Deploy Maven Webstart Projects

Ryan Sonnek bio photo By Ryan Sonnek

I’ve continued to work on shard-cyclops this last week and just pushed out a new release that has a few updates including:

  • display the distance of the token path while moving around the grid

  • automate deployment of the project using the new codecrate webstart plugin

That’s right, the codecrate webstart maven plugin can now deploy your distribution as well as create the fancy JNLP file. By adding your maven repository ID and URL to your plugin configuration, you can now upload your JNLP and jar artifacts automatically as part of your maven build!

<plugin>
  <groupId>com.codecrate</groupId>
  <artifactId>webstart-maven-plugin</artifactId>
  <executions>
    <execution>
<id>deploy-webstart</id>
<phase>deploy</phase>
<goals>
  <goal>deploy-jnlp</goal>
 </goals>
    </execution>
  </executions>
  <configuration>
    <mainClass>com.mysite.MyApp</mainClass>

    <id>codecrate-ftp-repo</id>
    <url>ftp://www.codecrate.com/shard/shard-cyclops</url>
  </configuration>
</plugin>

The implementation was a bit too easy if you ask me. The maven-wagon library is intended to be an abstraction around file transfers so your plugin can transfer files across any protocal (ftp, scp, local, webdav, etc). I was right to be skeptical because it seems that the maven-wagon project is yet another red headed stepchild of the maven umbrella. When using an FTP repository, wagon only supports transferring individual files and not an entire directory. WTF? Supposedly, this is done because FTP is slow for transferring files one at a time, but who the hell cares? I’ve got all of my builds automated, so why would I care if it takes 10 seconds or 10 minutes to transfer files?

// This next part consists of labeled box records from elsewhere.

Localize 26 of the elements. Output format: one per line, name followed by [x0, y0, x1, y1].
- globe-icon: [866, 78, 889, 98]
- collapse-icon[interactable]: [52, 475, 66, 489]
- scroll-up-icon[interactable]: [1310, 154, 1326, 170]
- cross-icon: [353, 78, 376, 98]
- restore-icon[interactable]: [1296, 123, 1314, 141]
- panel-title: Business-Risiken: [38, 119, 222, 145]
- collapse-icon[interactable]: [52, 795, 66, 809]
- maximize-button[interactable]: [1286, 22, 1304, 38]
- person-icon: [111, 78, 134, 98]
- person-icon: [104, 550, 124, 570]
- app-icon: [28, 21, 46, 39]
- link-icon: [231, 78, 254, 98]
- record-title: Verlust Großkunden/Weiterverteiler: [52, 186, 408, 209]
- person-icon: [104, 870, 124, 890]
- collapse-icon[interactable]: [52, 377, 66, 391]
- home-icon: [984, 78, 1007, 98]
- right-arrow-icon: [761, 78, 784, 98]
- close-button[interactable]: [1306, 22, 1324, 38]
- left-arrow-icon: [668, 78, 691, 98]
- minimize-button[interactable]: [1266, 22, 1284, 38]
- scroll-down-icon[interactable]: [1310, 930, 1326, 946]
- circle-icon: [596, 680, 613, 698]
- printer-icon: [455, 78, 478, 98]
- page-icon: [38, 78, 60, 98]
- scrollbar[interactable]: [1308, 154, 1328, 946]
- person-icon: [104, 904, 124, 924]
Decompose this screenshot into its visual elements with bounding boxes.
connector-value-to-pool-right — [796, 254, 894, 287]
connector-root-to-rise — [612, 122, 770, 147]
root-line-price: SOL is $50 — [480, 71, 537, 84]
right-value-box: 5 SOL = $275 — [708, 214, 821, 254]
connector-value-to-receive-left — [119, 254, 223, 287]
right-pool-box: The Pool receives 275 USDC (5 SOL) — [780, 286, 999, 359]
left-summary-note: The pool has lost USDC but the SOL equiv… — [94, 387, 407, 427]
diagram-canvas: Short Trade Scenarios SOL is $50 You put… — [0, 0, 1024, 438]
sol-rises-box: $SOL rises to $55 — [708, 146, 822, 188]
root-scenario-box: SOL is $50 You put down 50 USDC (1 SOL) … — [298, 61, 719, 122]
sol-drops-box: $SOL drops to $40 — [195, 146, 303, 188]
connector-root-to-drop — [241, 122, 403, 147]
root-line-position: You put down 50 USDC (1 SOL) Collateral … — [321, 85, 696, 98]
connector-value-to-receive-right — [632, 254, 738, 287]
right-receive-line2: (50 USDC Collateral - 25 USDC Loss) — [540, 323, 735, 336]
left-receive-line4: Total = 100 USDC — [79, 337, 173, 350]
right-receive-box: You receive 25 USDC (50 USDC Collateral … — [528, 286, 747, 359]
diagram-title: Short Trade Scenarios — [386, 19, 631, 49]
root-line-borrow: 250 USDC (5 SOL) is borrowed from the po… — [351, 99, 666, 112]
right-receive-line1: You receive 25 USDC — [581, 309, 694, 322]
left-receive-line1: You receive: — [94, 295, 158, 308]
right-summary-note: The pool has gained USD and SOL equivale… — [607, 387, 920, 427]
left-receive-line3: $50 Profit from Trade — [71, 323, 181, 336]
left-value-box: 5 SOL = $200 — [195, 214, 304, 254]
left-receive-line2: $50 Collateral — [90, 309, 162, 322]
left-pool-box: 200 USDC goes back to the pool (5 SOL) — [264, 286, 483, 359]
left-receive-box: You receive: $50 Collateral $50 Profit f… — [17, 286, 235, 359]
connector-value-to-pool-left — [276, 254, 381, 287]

Oh well, I have a workaround place to transfer files one at a time to get around wagon’s inadequacy. Yet again maven has taken a great idea (abstraction of file deployment for different protocols) and dropped the ball. It’s obvious that maven suffers from NIH Syndrome (Not Invented Here) and is ignoring a lot of work other developers have done. Commons VFS has a similar mission as wagon and has been around much longer. Why not leverage what’s already out there?

Enough ranting. I’m psyched to have the new plugin out the door, and now updates to shard-cyclops should become a regular occurance. Next up, I need to create a new maven plugin that will generate a “pretty” html page with the appropriate magic javascript to detect the Java installation on client machines.